Nest Insight turns 5

As Nest Insight reaches this significant milestone, our Executive Director, Will Sandbrook, reflects on the unit’s progress and achievements since launching in 2016, and the partnerships and collaborations that have made our ambitious programme of work possible.

Last month, we were absolutely thrilled to be able to host our annual Nest Insight conference in person, after an enforced year online in 2020. It was so exciting to have people with us in the room, as well as being able to share the event with a wider audience than ever before via live streaming of some sessions. Those are available to watch back here and include some great discussions around the impact of the pandemic on financial wellbeing, the innovations that might help address that impact, and on the challenge of engaging people nearer retirement about how to access their savings.

As I said in my intro remarks to the event, it also marked something of a significant milestone for Nest Insight – the fifth anniversary of our launch in 2016! So it gave me a chance to look back on what we’ve achieved in that time.

When we launched, Nest Insight was just an idea – an experiment in whether we could take the visibility and convening power of Nest, and the data that we held, and turn that into a compelling public benefit research programme, able to deliver meaningful innovation while collaborating with partners and external funders to maximise impact.

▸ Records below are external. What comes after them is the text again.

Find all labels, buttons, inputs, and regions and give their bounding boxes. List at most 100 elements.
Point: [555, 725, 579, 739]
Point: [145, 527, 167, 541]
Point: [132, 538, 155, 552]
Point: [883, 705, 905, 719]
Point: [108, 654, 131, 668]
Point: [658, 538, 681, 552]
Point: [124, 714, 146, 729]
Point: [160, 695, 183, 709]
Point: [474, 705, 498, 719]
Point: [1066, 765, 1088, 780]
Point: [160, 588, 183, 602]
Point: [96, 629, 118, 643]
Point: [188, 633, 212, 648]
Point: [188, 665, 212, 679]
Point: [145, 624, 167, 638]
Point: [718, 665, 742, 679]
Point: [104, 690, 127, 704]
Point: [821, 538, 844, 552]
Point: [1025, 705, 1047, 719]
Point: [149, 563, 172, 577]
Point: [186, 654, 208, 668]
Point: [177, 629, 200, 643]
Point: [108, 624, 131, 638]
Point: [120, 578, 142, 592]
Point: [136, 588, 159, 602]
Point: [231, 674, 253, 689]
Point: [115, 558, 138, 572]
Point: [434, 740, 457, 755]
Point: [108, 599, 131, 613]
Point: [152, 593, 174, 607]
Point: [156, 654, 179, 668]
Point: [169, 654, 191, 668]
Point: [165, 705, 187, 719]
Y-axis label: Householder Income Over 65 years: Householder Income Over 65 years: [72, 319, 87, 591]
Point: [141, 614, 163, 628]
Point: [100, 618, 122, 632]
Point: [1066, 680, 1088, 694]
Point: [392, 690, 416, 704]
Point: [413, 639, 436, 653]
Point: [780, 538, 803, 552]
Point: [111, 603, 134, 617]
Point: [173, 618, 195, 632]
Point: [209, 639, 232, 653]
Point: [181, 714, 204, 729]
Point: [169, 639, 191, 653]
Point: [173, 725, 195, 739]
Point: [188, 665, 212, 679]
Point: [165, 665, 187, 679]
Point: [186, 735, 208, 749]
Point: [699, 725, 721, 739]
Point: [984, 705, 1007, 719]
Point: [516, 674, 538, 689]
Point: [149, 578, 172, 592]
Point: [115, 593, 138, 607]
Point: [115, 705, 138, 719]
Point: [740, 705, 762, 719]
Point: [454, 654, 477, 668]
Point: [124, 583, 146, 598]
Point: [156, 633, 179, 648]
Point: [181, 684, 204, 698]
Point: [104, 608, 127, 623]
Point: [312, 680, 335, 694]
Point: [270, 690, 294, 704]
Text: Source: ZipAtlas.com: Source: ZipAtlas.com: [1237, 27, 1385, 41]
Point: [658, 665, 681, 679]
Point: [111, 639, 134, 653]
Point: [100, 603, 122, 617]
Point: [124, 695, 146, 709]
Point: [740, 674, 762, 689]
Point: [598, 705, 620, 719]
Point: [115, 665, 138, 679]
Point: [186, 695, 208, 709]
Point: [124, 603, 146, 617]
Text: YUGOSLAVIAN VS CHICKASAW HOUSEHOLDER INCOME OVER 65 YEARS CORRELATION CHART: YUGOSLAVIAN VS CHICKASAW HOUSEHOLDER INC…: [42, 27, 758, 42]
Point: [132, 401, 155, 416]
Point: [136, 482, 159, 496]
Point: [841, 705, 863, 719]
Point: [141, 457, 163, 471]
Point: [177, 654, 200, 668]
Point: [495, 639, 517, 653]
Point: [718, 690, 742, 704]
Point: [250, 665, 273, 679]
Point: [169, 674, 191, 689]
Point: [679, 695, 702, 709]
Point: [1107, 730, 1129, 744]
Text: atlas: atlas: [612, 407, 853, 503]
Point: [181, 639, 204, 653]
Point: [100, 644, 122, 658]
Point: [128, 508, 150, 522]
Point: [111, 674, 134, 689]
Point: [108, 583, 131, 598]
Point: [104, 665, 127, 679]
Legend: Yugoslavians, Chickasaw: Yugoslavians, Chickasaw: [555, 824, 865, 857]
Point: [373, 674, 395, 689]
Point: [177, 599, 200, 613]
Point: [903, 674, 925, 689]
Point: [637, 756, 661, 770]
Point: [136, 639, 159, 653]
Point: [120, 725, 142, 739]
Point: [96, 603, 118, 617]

When we launched, there were three of us. Today, we’re a team of 12, bringing together permanent team members with secondees from both within Nest and outside, and fixed-term specialists helping drive forward our ambitious research programme. With a growth in team has come extended reach and impact. Our broad network of partners – including leading academics, employers, financial services providers, fintechs, government, think tanks, charities and foundations – support us to deliver research into the needs of low- and moderate-income defined contribution (DC) savers which otherwise simply wouldn’t have been done.

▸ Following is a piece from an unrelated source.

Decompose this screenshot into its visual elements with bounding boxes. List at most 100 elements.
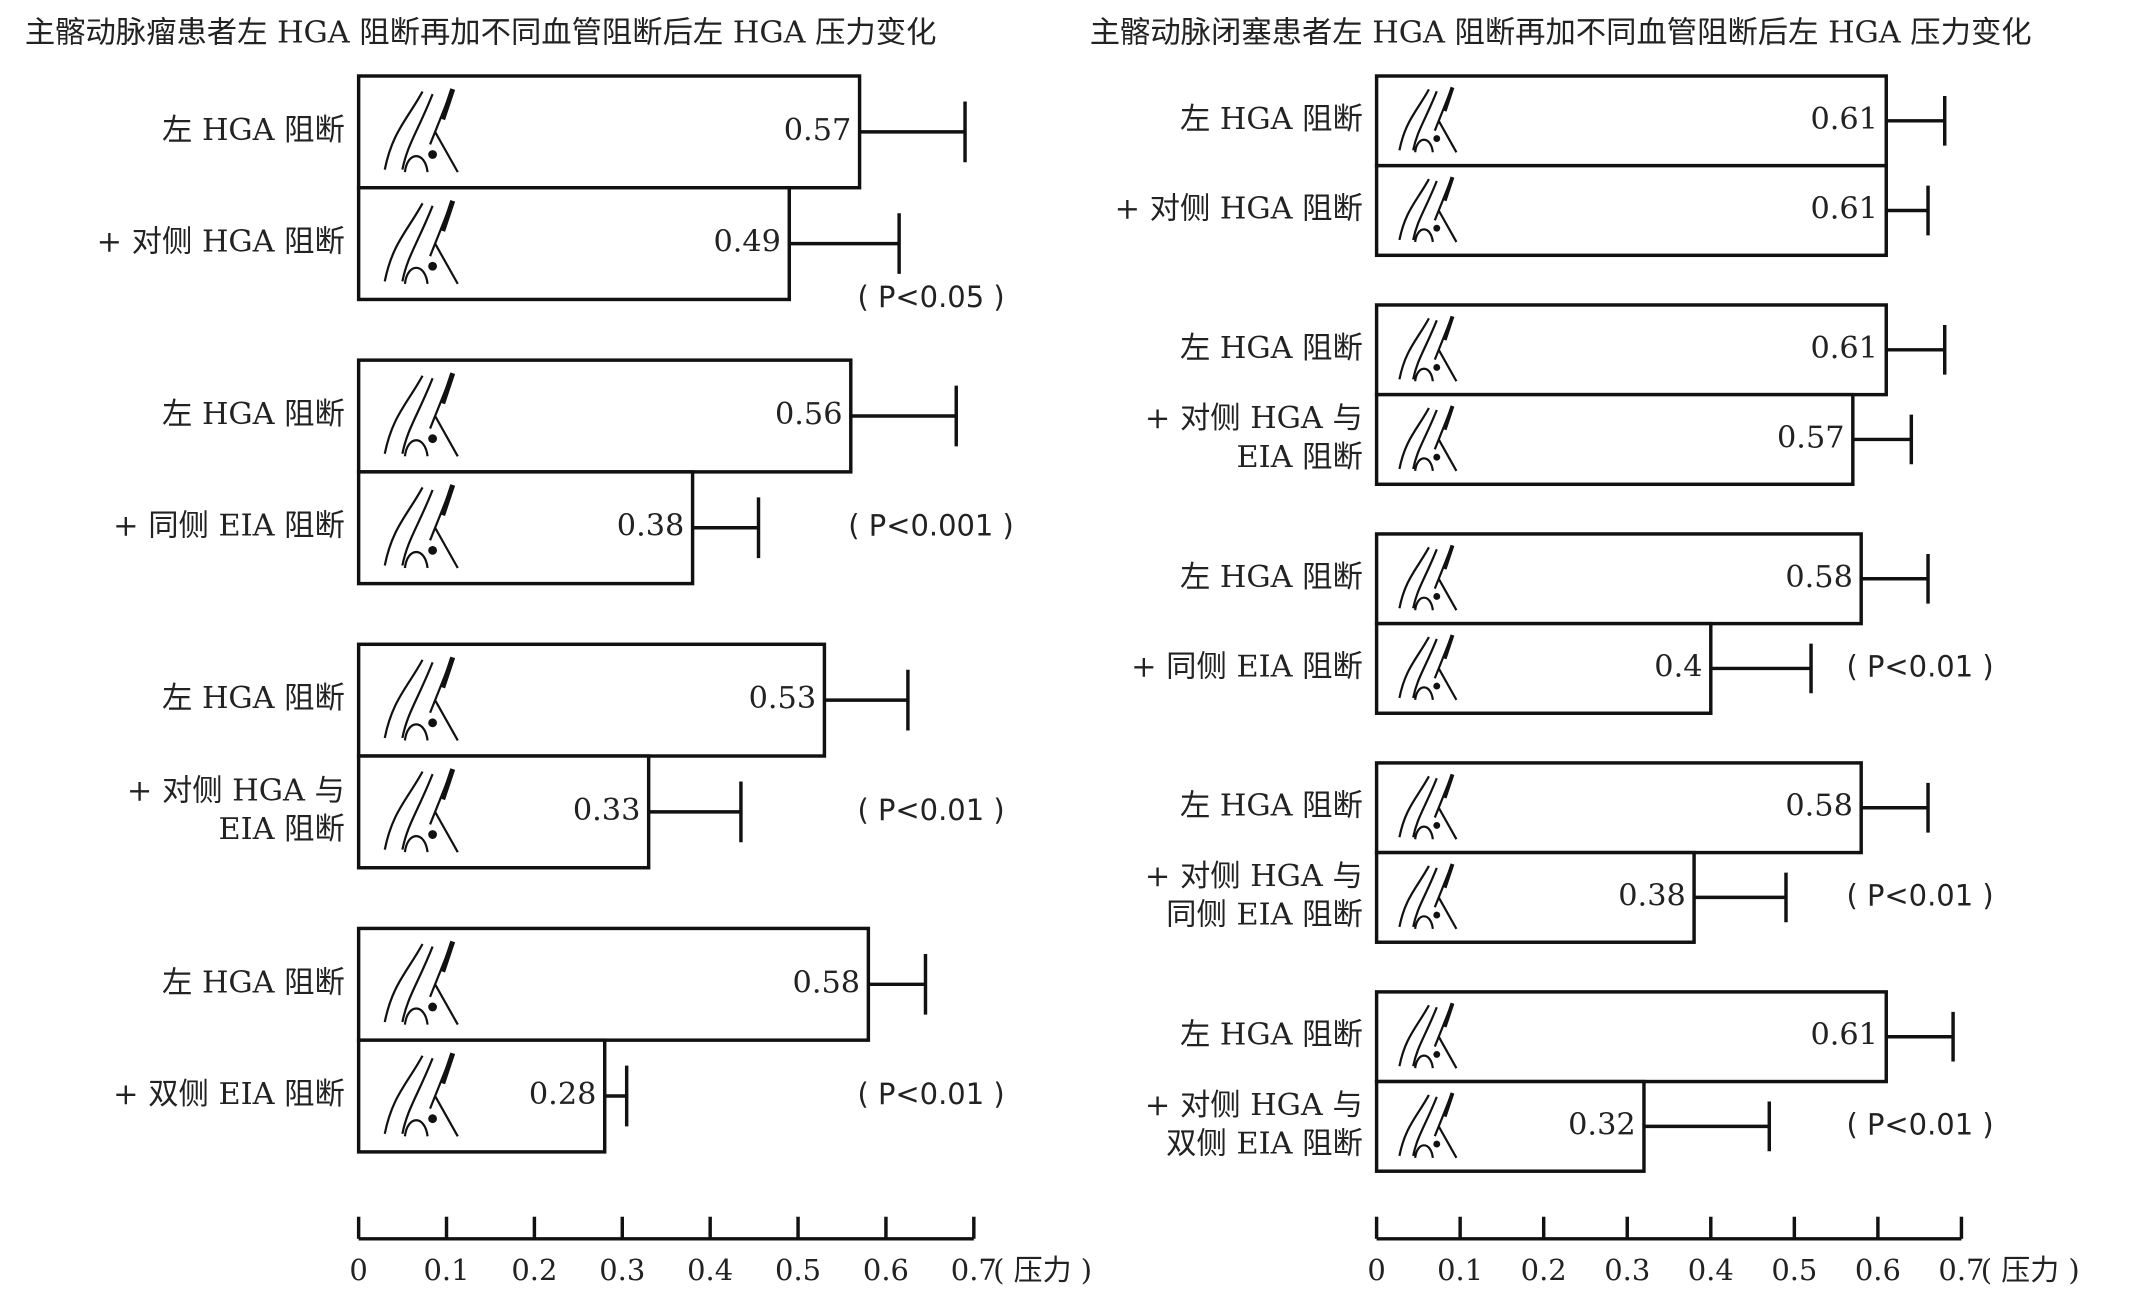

We’ve expanded from a narrow focus on engaging people with their pensions, to a broader platform examining wider financial resilience and wellbeing and their impact on retirement outcomes, and to addressing the challenge of long-term saving for the self-employed.

In the process, we’ve become an authority on many of these issues and, crucially, on the solutions that might help to address them. Through our innovative and ground-breaking programme of real-world trials, we’re rigorously evaluating tools and approaches working with some of the world’s leading researchers in the field of pensions and financial behaviour. This work is now frequently cited not only within the UK debate but globally, as we work to fulfil our original goal for Nest Insight to be a channel for the international exchange of ideas and best practice.

We’re immensely proud of what we’ve achieved so far. But in the scheme of things, we’re still young. Many of our projects are multi-year endeavours, and each of them is constantly triggering ideas for further research and trials that we think could make a difference to the retirement prospects of millions in the UK and elsewhere. We’ve been lucky to form some fantastic partnerships, including with our strategic partners Invesco and Blackrock, and with a range of programme partners and collaborators who between them have made all of our work possible. We’re ambitious to continue and build on this work, and so continue to look for like-minded organisations who can help us to realise those ambitions. There’s so much more work to be done, but we can’t do it without your support – if you think you can help as a funder, a collaborator, or in any other way, please get in touch. We’re excited for what the next five years might bring.